Johnny Morreale is a staff writer for the 2015-16 school year Vandegrift Voice newspaper. He is fond of the written word and reads frequently, though not...
Two days at the Capitol
February 12, 2016
When I first moved to Austin, my family had to take its obligatory trip to the Texas Capitol building. To my young mind, the exterior itself was a colossal reminder of the ego the Lone Star State exuded, the building itself taller than the nation’s own Capitol by less than twenty feet. Inside, the dome seemed to stretch to infinity, and was lined with the portraits of every man and woman deemed worthy enough to lead this seemingly infinitely large state. Even though this initial impression has been worn by further visits and the ever-trivializing effect of a growing awareness of the world, this landmark continued to hold a certain allure to it that made me excited to return. Therefore, I was very honored to be able to briefly intern at the State Capitol during COOL Week.

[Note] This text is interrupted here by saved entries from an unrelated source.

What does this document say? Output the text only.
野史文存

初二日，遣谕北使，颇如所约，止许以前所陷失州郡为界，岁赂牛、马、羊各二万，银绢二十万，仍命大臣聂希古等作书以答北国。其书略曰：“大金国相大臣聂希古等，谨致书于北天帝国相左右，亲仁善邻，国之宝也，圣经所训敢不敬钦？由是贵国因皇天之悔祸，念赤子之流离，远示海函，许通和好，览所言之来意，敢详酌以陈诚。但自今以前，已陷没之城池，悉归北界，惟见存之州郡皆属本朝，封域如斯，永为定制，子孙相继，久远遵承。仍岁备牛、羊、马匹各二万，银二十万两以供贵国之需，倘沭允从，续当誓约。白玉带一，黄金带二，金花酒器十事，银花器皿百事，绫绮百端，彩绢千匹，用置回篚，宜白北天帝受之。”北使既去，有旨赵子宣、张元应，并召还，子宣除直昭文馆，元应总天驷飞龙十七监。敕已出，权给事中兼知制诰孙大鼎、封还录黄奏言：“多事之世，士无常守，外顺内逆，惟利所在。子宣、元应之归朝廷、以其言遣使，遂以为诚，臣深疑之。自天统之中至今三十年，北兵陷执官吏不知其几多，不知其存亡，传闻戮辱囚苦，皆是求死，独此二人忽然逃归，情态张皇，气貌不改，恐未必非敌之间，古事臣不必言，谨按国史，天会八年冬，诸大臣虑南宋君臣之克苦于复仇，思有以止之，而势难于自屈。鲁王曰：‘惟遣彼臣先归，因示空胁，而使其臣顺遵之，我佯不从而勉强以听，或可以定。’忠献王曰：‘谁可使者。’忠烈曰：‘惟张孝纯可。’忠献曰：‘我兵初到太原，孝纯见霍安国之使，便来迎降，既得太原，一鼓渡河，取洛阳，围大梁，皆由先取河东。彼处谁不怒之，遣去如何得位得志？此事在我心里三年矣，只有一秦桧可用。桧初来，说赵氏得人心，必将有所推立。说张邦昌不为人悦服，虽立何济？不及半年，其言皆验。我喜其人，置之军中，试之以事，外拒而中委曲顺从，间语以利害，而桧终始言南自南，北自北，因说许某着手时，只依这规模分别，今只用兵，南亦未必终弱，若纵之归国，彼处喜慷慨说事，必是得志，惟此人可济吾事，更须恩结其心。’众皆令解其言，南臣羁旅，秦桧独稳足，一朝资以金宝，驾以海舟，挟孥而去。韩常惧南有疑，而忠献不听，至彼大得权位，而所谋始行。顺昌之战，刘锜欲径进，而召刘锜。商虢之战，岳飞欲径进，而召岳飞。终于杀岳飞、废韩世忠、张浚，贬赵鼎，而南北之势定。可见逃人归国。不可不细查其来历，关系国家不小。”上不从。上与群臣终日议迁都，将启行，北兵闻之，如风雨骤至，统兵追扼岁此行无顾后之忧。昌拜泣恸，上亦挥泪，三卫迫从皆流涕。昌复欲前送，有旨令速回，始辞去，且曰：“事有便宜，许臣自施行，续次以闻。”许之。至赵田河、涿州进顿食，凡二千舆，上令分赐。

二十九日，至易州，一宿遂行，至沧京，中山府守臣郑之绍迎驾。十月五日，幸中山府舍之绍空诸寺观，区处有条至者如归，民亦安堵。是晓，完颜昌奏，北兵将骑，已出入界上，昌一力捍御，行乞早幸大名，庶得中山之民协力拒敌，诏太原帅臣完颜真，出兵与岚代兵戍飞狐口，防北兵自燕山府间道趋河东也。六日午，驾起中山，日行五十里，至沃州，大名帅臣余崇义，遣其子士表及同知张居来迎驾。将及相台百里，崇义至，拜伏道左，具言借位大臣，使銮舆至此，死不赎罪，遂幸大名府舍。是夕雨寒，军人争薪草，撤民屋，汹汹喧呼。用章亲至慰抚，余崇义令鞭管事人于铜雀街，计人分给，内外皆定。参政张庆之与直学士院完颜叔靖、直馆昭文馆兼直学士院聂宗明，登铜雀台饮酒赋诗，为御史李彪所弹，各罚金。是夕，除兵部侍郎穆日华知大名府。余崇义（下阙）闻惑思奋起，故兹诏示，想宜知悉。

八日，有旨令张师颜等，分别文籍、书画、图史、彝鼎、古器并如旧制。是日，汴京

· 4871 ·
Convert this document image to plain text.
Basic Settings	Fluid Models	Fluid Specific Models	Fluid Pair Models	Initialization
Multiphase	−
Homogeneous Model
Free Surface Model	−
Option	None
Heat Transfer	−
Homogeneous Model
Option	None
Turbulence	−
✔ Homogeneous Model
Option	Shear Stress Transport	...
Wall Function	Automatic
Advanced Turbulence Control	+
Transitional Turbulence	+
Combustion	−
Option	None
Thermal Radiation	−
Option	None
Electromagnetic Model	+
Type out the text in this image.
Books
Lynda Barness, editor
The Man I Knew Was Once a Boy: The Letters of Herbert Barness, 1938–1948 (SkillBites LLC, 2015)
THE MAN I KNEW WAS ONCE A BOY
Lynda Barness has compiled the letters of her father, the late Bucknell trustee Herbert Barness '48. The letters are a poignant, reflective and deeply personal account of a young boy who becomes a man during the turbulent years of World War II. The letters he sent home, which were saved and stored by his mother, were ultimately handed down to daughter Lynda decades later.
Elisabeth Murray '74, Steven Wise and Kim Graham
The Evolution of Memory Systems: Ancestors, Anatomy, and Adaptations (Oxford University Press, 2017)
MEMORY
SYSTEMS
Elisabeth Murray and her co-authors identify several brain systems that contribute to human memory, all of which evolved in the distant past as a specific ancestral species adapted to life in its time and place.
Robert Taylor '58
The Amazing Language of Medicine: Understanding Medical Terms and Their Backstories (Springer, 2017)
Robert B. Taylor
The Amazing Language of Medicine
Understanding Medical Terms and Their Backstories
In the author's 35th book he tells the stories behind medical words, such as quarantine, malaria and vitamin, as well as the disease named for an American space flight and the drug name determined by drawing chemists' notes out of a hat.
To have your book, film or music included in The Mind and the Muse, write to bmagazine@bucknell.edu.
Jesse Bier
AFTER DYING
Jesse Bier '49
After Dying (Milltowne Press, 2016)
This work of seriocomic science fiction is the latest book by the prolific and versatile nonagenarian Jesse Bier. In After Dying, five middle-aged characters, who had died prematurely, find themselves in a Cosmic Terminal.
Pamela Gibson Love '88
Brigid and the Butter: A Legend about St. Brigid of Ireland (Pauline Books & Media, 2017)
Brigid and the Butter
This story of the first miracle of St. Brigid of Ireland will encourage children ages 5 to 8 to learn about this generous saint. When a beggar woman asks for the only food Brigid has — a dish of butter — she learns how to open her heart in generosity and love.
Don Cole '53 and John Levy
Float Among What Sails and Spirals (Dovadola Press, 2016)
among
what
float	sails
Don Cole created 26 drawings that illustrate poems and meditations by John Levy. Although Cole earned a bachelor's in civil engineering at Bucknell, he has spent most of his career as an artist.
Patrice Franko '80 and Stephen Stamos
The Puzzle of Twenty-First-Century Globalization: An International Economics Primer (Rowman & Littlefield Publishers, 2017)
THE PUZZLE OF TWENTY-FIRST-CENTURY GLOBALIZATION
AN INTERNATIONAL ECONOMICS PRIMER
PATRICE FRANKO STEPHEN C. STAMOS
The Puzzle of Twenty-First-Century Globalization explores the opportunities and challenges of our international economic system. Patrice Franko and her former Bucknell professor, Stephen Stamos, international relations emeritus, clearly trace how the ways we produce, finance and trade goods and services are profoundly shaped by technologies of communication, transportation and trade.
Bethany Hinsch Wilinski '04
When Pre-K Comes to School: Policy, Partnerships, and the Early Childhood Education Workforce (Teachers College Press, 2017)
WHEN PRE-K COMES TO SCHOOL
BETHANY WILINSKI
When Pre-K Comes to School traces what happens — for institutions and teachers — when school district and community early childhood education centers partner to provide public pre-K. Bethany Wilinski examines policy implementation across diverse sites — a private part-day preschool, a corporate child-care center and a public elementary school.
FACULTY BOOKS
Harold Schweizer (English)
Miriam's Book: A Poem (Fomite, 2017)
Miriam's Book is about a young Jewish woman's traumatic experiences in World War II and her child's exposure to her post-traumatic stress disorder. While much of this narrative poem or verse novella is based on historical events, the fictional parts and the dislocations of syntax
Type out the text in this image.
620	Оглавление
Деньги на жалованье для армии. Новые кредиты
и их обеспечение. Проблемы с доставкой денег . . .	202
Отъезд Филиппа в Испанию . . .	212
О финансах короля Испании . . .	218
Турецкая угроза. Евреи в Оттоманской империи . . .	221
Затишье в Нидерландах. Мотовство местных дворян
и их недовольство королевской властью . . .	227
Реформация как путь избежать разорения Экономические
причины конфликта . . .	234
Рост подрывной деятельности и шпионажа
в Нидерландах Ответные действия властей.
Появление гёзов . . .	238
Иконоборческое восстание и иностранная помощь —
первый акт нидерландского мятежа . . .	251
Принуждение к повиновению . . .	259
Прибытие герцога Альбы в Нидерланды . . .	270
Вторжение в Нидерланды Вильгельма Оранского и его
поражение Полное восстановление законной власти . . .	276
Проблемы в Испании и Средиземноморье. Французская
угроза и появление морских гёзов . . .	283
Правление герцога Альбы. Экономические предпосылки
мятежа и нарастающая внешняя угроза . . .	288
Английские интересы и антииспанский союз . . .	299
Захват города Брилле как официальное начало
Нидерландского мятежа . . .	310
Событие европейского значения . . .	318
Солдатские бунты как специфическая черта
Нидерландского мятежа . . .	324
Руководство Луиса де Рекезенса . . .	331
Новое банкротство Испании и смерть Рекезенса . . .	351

When I first started the COOL Week application process, I felt discouraged. My dream career of becoming a diplomat had no real possibility of becoming a reality in Austin. But when Ms. Spradling suggested an internship at the Texas Senate, I was intrigued, and quickly decided to follow up on this opportunity.
My first day started at the Senate’s Sergeant at Arms office, after I had already succeeded in becoming hopelessly lost for a short period of time. I was then lead to the Senate Messenger’s office, where I was to job shadow their employees. Following these workers as they ran documents from an office on one side of the building to another office on the other side, then all the way to another office in another building and all the way back to the Messenger’s office, where they had but minutes until the phone would ring and the whole process would begin anew, I gained a great appreciation for their dedication and pure stamina. I was also able to obtain a large degree of knowledge about the day-to-day functions in the Senate.
The next day was an even greater experience. That day, I was able to learn exactly how a Senate committee functions, and what the Senate messenger’s duties in committee meetings were. They can be intense affairs; I was told several have lasted more than twelve hours (though messengers only serve in shifts of two to three hours). The training ended with our supervisor, Jessica Flynn, putting us through a brief simulation of a committee meeting and having us act out a messenger’s typical duties. After some more job shadowing, a workout in itself, the time had come for me to leave. Though I was upset, I was encouraged by the fact that Ms. Flynn had offered me a position during the summer.
All in all, my COOL Week was a vastly enriching experience. I am now more committed than ever to become a diplomat. If you have any knowledge of the field you would like to work in after graduation, high school or college, I highly suggest you take this opportunity to test the waters. So get out there and see what your dream career is like. It’s only a COOL Week away.